“Ludzie pójdą z kijami na Dolinę Krzemową”
Aleksandra Przegalińska o tym, dlaczego nie lubi Elona Muska
Z wykształcenia Aleksandra Przegalińska jest filozofem. Ale jej zainteresowanie sztuczną inteligencją spowodowało, że rozpoczęła badania na najlepszej politechnice na świecie - Massachusetts Institute of Technology. “Nasz człowiek w MIT” spotkał się z nami w swoim warszawskim mieszkaniu. Pomimo przeprowadzki za ocean, Przegalińska dalej aktywnie uczestniczy w życiu akademickim nad Wisłą. W rozmowie z INN:Poland opowiada o tym, co jest nie tak z Doliną Krzemową, technologicznych nierównościach i przyszłości, w której roboty staną się pełnoprawnymi członkami rodziny.
Jak się pracuje na MIT?
Świetnie, choć to już stricte laboratoryjna praca.
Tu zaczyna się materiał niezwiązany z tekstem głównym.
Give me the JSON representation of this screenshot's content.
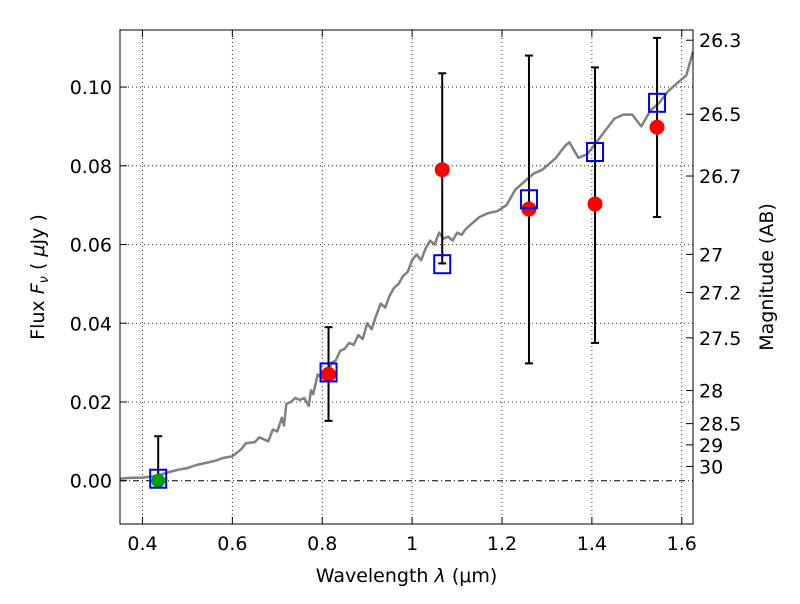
{
  "chart_data": {
    "type": "scatter",
    "xlabel_prefix": "Wavelength",
    "xlabel_symbol": "λ",
    "xlabel_unit": "(μm)",
    "ylabel_prefix": "Flux",
    "ylabel_symbol": "F",
    "ylabel_subscript": "ν",
    "ylabel_unit_open": "(",
    "ylabel_unit_mu": "μ",
    "ylabel_unit_rest": "Jy )",
    "y2label": "Magnitude (AB)",
    "xlim": [
      0.35,
      1.625
    ],
    "ylim": [
      -0.011,
      0.1145
    ],
    "grid": true,
    "x_ticks": [
      {
        "value": 0.4,
        "label": "0.4"
      },
      {
        "value": 0.6,
        "label": "0.6"
      },
      {
        "value": 0.8,
        "label": "0.8"
      },
      {
        "value": 1.0,
        "label": "1"
      },
      {
        "value": 1.2,
        "label": "1.2"
      },
      {
        "value": 1.4,
        "label": "1.4"
      },
      {
        "value": 1.6,
        "label": "1.6"
      }
    ],
    "y_ticks": [
      {
        "value": 0.0,
        "label": "0.00"
      },
      {
        "value": 0.02,
        "label": "0.02"
      },
      {
        "value": 0.04,
        "label": "0.04"
      },
      {
        "value": 0.06,
        "label": "0.06"
      },
      {
        "value": 0.08,
        "label": "0.08"
      },
      {
        "value": 0.1,
        "label": "0.10"
      }
    ],
    "mag_ticks": [
      {
        "flux": 0.1119,
        "label": "26.3"
      },
      {
        "flux": 0.0931,
        "label": "26.5"
      },
      {
        "flux": 0.0774,
        "label": "26.7"
      },
      {
        "flux": 0.0575,
        "label": "27"
      },
      {
        "flux": 0.0478,
        "label": "27.2"
      },
      {
        "flux": 0.0363,
        "label": "27.5"
      },
      {
        "flux": 0.0229,
        "label": "28"
      },
      {
        "flux": 0.0145,
        "label": "28.5"
      },
      {
        "flux": 0.0091,
        "label": "29"
      },
      {
        "flux": 0.0036,
        "label": "30"
      }
    ],
    "series": [
      {
        "kind": "model_spectrum",
        "color": "#808080",
        "x": [
          0.35,
          0.37,
          0.4,
          0.43,
          0.46,
          0.48,
          0.5,
          0.52,
          0.54,
          0.56,
          0.58,
          0.6,
          0.62,
          0.63,
          0.65,
          0.66,
          0.68,
          0.69,
          0.7,
          0.71,
          0.715,
          0.72,
          0.73,
          0.74,
          0.75,
          0.76,
          0.77,
          0.775,
          0.78,
          0.79,
          0.8,
          0.81,
          0.815,
          0.82,
          0.83,
          0.84,
          0.85,
          0.86,
          0.87,
          0.88,
          0.89,
          0.9,
          0.91,
          0.92,
          0.93,
          0.94,
          0.95,
          0.96,
          0.97,
          0.98,
          0.99,
          1.0,
          1.01,
          1.02,
          1.03,
          1.04,
          1.05,
          1.06,
          1.07,
          1.08,
          1.09,
          1.1,
          1.11,
          1.12,
          1.13,
          1.15,
          1.17,
          1.19,
          1.21,
          1.23,
          1.25,
          1.27,
          1.29,
          1.3,
          1.32,
          1.34,
          1.35,
          1.37,
          1.39,
          1.41,
          1.43,
          1.45,
          1.47,
          1.49,
          1.51,
          1.53,
          1.55,
          1.57,
          1.59,
          1.61,
          1.625
        ],
        "y": [
          0.0005,
          0.0007,
          0.0008,
          0.0012,
          0.0022,
          0.0028,
          0.0032,
          0.004,
          0.0045,
          0.005,
          0.0058,
          0.0062,
          0.008,
          0.0095,
          0.0098,
          0.011,
          0.01,
          0.013,
          0.0125,
          0.016,
          0.014,
          0.0195,
          0.02,
          0.021,
          0.0205,
          0.021,
          0.019,
          0.023,
          0.022,
          0.027,
          0.026,
          0.0285,
          0.027,
          0.03,
          0.0305,
          0.033,
          0.0335,
          0.035,
          0.0345,
          0.037,
          0.036,
          0.04,
          0.0385,
          0.042,
          0.045,
          0.044,
          0.047,
          0.049,
          0.05,
          0.052,
          0.053,
          0.056,
          0.0575,
          0.056,
          0.059,
          0.061,
          0.06,
          0.063,
          0.0615,
          0.062,
          0.061,
          0.063,
          0.0625,
          0.064,
          0.065,
          0.067,
          0.068,
          0.0685,
          0.07,
          0.074,
          0.076,
          0.078,
          0.079,
          0.08,
          0.082,
          0.085,
          0.086,
          0.082,
          0.083,
          0.086,
          0.089,
          0.092,
          0.093,
          0.093,
          0.09,
          0.094,
          0.096,
          0.099,
          0.101,
          0.103,
          0.109
        ]
      },
      {
        "kind": "synthetic_photometry",
        "marker": "square",
        "color": "#0000ee",
        "x": [
          0.435,
          0.814,
          1.067,
          1.26,
          1.407,
          1.545
        ],
        "y": [
          0.0005,
          0.0275,
          0.055,
          0.0715,
          0.0835,
          0.096
        ]
      },
      {
        "kind": "observed_detections",
        "marker": "circle",
        "color": "#ff0000",
        "x": [
          0.814,
          1.067,
          1.26,
          1.407,
          1.545
        ],
        "y": [
          0.027,
          0.079,
          0.069,
          0.0703,
          0.0898
        ],
        "yerr_low": [
          0.0152,
          0.0552,
          0.0298,
          0.035,
          0.067
        ],
        "yerr_high": [
          0.039,
          0.1035,
          0.108,
          0.105,
          0.1125
        ]
      },
      {
        "kind": "observed_nondetections",
        "marker": "circle",
        "color": "#00a000",
        "x": [
          0.814,
          0.435
        ],
        "y": [
          0.027,
          0.0
        ],
        "yerr_low": [
          null,
          -0.0015
        ],
        "yerr_high": [
          null,
          0.0113
        ]
      }
    ]
  }
}
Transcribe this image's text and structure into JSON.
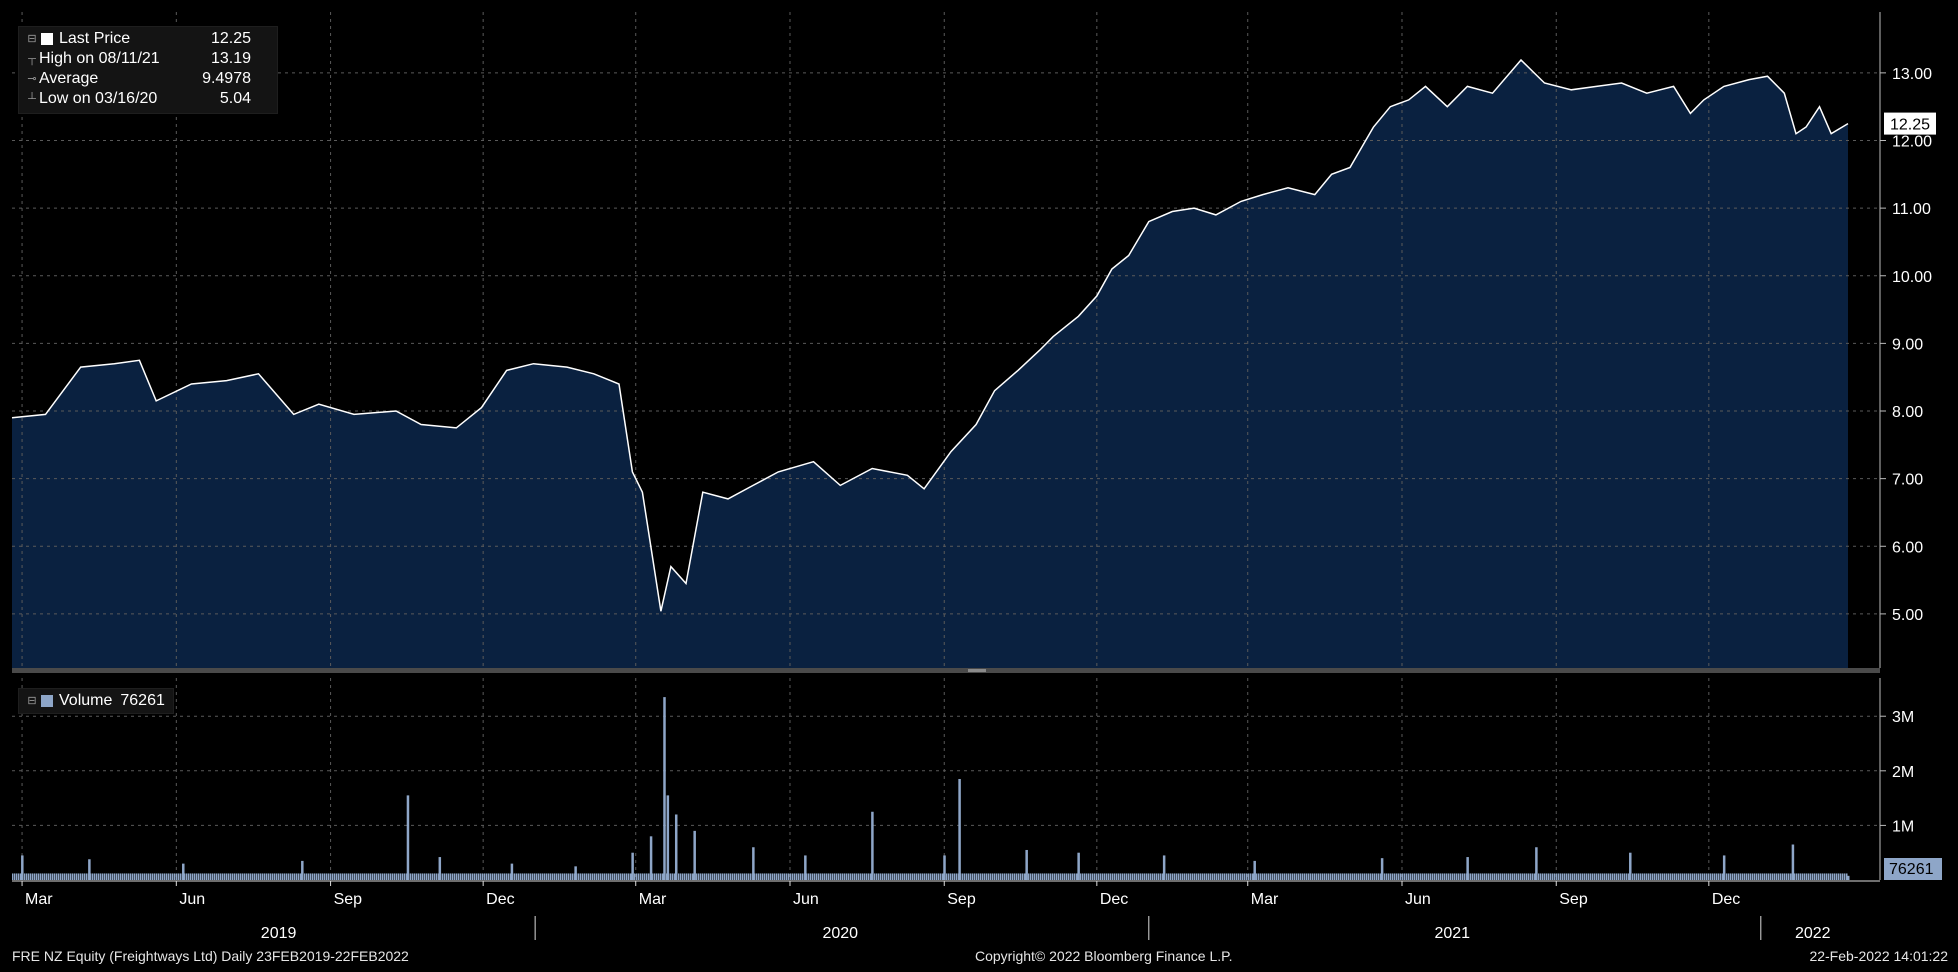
{
  "price_legend": {
    "rows": [
      {
        "label": "Last Price",
        "value": "12.25",
        "icon": "legend-square"
      },
      {
        "label": "High on 08/11/21",
        "value": "13.19",
        "icon": "high-marker"
      },
      {
        "label": "Average",
        "value": "9.4978",
        "icon": "average-marker"
      },
      {
        "label": "Low on 03/16/20",
        "value": "5.04",
        "icon": "low-marker"
      }
    ]
  },
  "volume_legend": {
    "label": "Volume",
    "value": "76261"
  },
  "last_price_tag": "12.25",
  "last_volume_tag": "76261",
  "footer": {
    "left": "FRE NZ Equity (Freightways Ltd)  Daily 23FEB2019-22FEB2022",
    "center": "Copyright© 2022 Bloomberg Finance L.P.",
    "right": "22-Feb-2022 14:01:22"
  },
  "colors": {
    "background": "#000000",
    "price_area_fill": "#0a2140",
    "price_line": "#ffffff",
    "volume_bars": "#8ea6c8",
    "grid": "#5a5a5a"
  },
  "chart_data": [
    {
      "type": "area",
      "title": "",
      "x_range": [
        "2019-02-23",
        "2022-02-22"
      ],
      "y_ticks": [
        "5.00",
        "6.00",
        "7.00",
        "8.00",
        "9.00",
        "10.00",
        "11.00",
        "12.00",
        "13.00"
      ],
      "ylim": [
        4.2,
        13.9
      ],
      "grid": true,
      "series": [
        {
          "name": "Last Price",
          "x": [
            "2019-02-23",
            "2019-03-15",
            "2019-04-05",
            "2019-04-25",
            "2019-05-10",
            "2019-05-20",
            "2019-06-10",
            "2019-07-01",
            "2019-07-20",
            "2019-08-10",
            "2019-08-25",
            "2019-09-15",
            "2019-10-10",
            "2019-10-25",
            "2019-11-15",
            "2019-11-30",
            "2019-12-15",
            "2019-12-31",
            "2020-01-20",
            "2020-02-05",
            "2020-02-20",
            "2020-02-28",
            "2020-03-05",
            "2020-03-16",
            "2020-03-22",
            "2020-03-31",
            "2020-04-10",
            "2020-04-25",
            "2020-05-10",
            "2020-05-25",
            "2020-06-15",
            "2020-07-01",
            "2020-07-20",
            "2020-08-10",
            "2020-08-20",
            "2020-09-05",
            "2020-09-20",
            "2020-10-01",
            "2020-10-15",
            "2020-10-28",
            "2020-11-05",
            "2020-11-20",
            "2020-12-01",
            "2020-12-10",
            "2020-12-20",
            "2021-01-01",
            "2021-01-15",
            "2021-01-28",
            "2021-02-10",
            "2021-02-25",
            "2021-03-10",
            "2021-03-25",
            "2021-04-10",
            "2021-04-20",
            "2021-05-01",
            "2021-05-15",
            "2021-05-25",
            "2021-06-05",
            "2021-06-15",
            "2021-06-28",
            "2021-07-10",
            "2021-07-25",
            "2021-08-11",
            "2021-08-25",
            "2021-09-10",
            "2021-09-25",
            "2021-10-10",
            "2021-10-25",
            "2021-11-10",
            "2021-11-20",
            "2021-11-28",
            "2021-12-10",
            "2021-12-25",
            "2022-01-05",
            "2022-01-15",
            "2022-01-22",
            "2022-01-28",
            "2022-02-05",
            "2022-02-12",
            "2022-02-22"
          ],
          "values": [
            7.9,
            7.95,
            8.65,
            8.7,
            8.75,
            8.15,
            8.4,
            8.45,
            8.55,
            7.95,
            8.1,
            7.95,
            8.0,
            7.8,
            7.75,
            8.05,
            8.6,
            8.7,
            8.65,
            8.55,
            8.4,
            7.1,
            6.8,
            5.04,
            5.7,
            5.45,
            6.8,
            6.7,
            6.9,
            7.1,
            7.25,
            6.9,
            7.15,
            7.05,
            6.85,
            7.4,
            7.8,
            8.3,
            8.6,
            8.9,
            9.1,
            9.4,
            9.7,
            10.1,
            10.3,
            10.8,
            10.95,
            11.0,
            10.9,
            11.1,
            11.2,
            11.3,
            11.2,
            11.5,
            11.6,
            12.2,
            12.5,
            12.6,
            12.8,
            12.5,
            12.8,
            12.7,
            13.19,
            12.85,
            12.75,
            12.8,
            12.85,
            12.7,
            12.8,
            12.4,
            12.6,
            12.8,
            12.9,
            12.95,
            12.7,
            12.1,
            12.2,
            12.5,
            12.1,
            12.25
          ]
        }
      ]
    },
    {
      "type": "bar",
      "title": "",
      "y_ticks": [
        "1M",
        "2M",
        "3M"
      ],
      "ylim": [
        0,
        3700000
      ],
      "series": [
        {
          "name": "Volume",
          "baseline": 120000,
          "x": [
            "2019-03-01",
            "2019-04-10",
            "2019-06-05",
            "2019-08-15",
            "2019-10-17",
            "2019-11-05",
            "2019-12-18",
            "2020-01-25",
            "2020-02-28",
            "2020-03-10",
            "2020-03-18",
            "2020-03-20",
            "2020-03-25",
            "2020-04-05",
            "2020-05-10",
            "2020-06-10",
            "2020-07-20",
            "2020-09-01",
            "2020-09-10",
            "2020-10-20",
            "2020-11-20",
            "2021-01-10",
            "2021-03-05",
            "2021-05-20",
            "2021-07-10",
            "2021-08-20",
            "2021-10-15",
            "2021-12-10",
            "2022-01-20",
            "2022-02-22"
          ],
          "values": [
            450000,
            380000,
            300000,
            350000,
            1550000,
            420000,
            300000,
            250000,
            500000,
            800000,
            3350000,
            1550000,
            1200000,
            900000,
            600000,
            450000,
            1250000,
            450000,
            1850000,
            550000,
            500000,
            450000,
            350000,
            400000,
            420000,
            600000,
            500000,
            450000,
            650000,
            76261
          ]
        }
      ]
    }
  ],
  "x_axis": {
    "months": [
      {
        "label": "Mar",
        "date": "2019-03-01"
      },
      {
        "label": "Jun",
        "date": "2019-06-01"
      },
      {
        "label": "Sep",
        "date": "2019-09-01"
      },
      {
        "label": "Dec",
        "date": "2019-12-01"
      },
      {
        "label": "Mar",
        "date": "2020-03-01"
      },
      {
        "label": "Jun",
        "date": "2020-06-01"
      },
      {
        "label": "Sep",
        "date": "2020-09-01"
      },
      {
        "label": "Dec",
        "date": "2020-12-01"
      },
      {
        "label": "Mar",
        "date": "2021-03-01"
      },
      {
        "label": "Jun",
        "date": "2021-06-01"
      },
      {
        "label": "Sep",
        "date": "2021-09-01"
      },
      {
        "label": "Dec",
        "date": "2021-12-01"
      }
    ],
    "years": [
      {
        "label": "2019",
        "date": "2019-08-01"
      },
      {
        "label": "2020",
        "date": "2020-07-01"
      },
      {
        "label": "2021",
        "date": "2021-07-01"
      },
      {
        "label": "2022",
        "date": "2022-02-01"
      }
    ],
    "year_dividers": [
      "2020-01-01",
      "2021-01-01",
      "2022-01-01"
    ]
  }
}
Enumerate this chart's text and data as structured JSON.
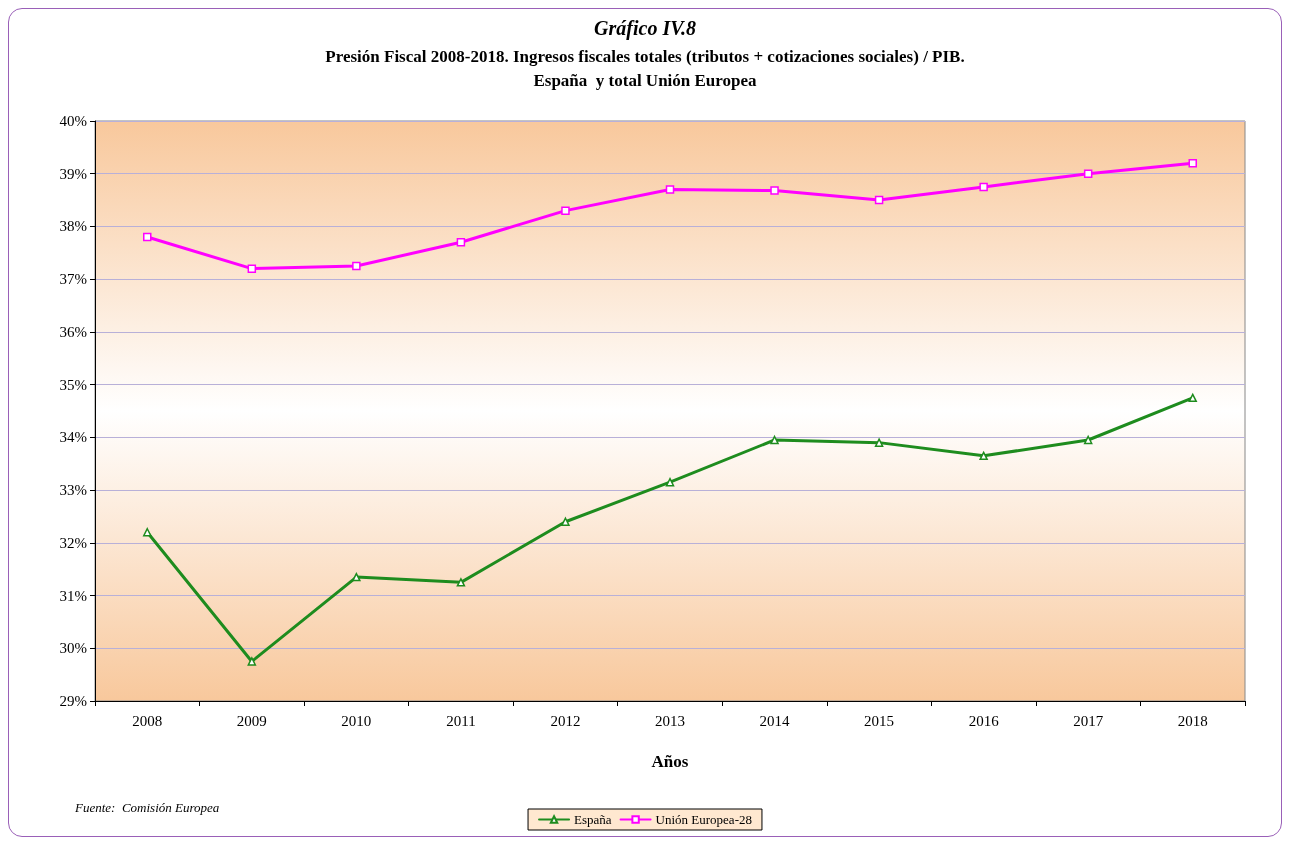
{
  "chart_data": {
    "type": "line",
    "title": "Gráfico IV.8",
    "subtitle": "Presión Fiscal 2008-2018. Ingresos fiscales totales (tributos + cotizaciones sociales) / PIB.\nEspaña  y total Unión Europea",
    "xlabel": "Años",
    "annotations": [
      "Fuente:  Comisión Europea"
    ],
    "categories": [
      "2008",
      "2009",
      "2010",
      "2011",
      "2012",
      "2013",
      "2014",
      "2015",
      "2016",
      "2017",
      "2018"
    ],
    "series": [
      {
        "name": "España",
        "color": "#1e8c1e",
        "marker": "triangle",
        "values": [
          32.2,
          29.75,
          31.35,
          31.25,
          32.4,
          33.15,
          33.95,
          33.9,
          33.65,
          33.95,
          34.75
        ]
      },
      {
        "name": "Unión Europea-28",
        "color": "#ff00ff",
        "marker": "square",
        "values": [
          37.8,
          37.2,
          37.25,
          37.7,
          38.3,
          38.7,
          38.68,
          38.5,
          38.75,
          39.0,
          39.2
        ]
      }
    ],
    "ylim": [
      29,
      40
    ],
    "yticks": [
      {
        "value": 29,
        "label": "29%"
      },
      {
        "value": 30,
        "label": "30%"
      },
      {
        "value": 31,
        "label": "31%"
      },
      {
        "value": 32,
        "label": "32%"
      },
      {
        "value": 33,
        "label": "33%"
      },
      {
        "value": 34,
        "label": "34%"
      },
      {
        "value": 35,
        "label": "35%"
      },
      {
        "value": 36,
        "label": "36%"
      },
      {
        "value": 37,
        "label": "37%"
      },
      {
        "value": 38,
        "label": "38%"
      },
      {
        "value": 39,
        "label": "39%"
      },
      {
        "value": 40,
        "label": "40%"
      }
    ],
    "grid": "y",
    "legend": "bottom",
    "line_style": "solid"
  }
}
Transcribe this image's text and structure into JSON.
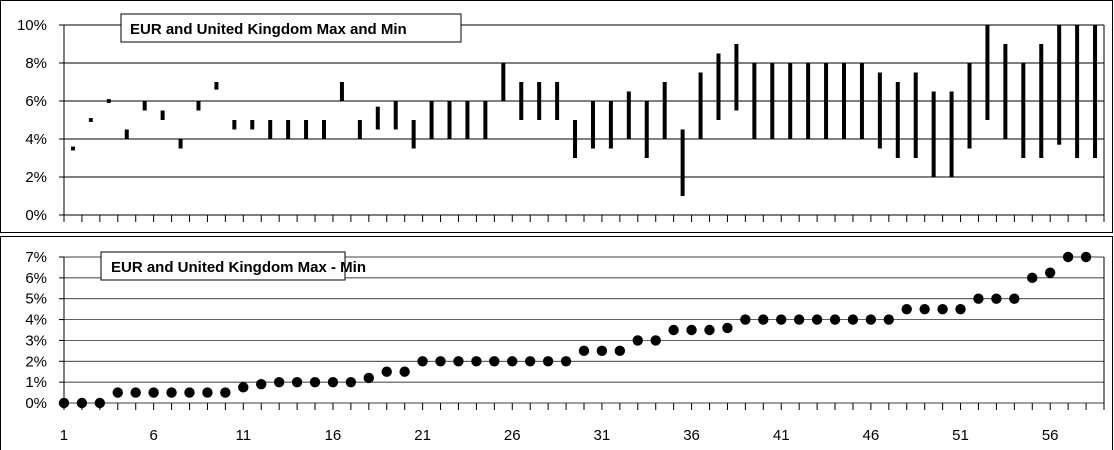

Nie musisz tam nikomu tłumaczyć, czym chcesz się zająć, bo dziedzina nikogo nie obchodzi. Projekt ma zainteresować. Poza tym to interdyscyplinarna uczelnia, nie ma sztywnych ram. Jest też ogromny know-how, mają laboratoria, prowadzą też działalność jako inkubator start-upów.
I czym się teraz zajmujesz?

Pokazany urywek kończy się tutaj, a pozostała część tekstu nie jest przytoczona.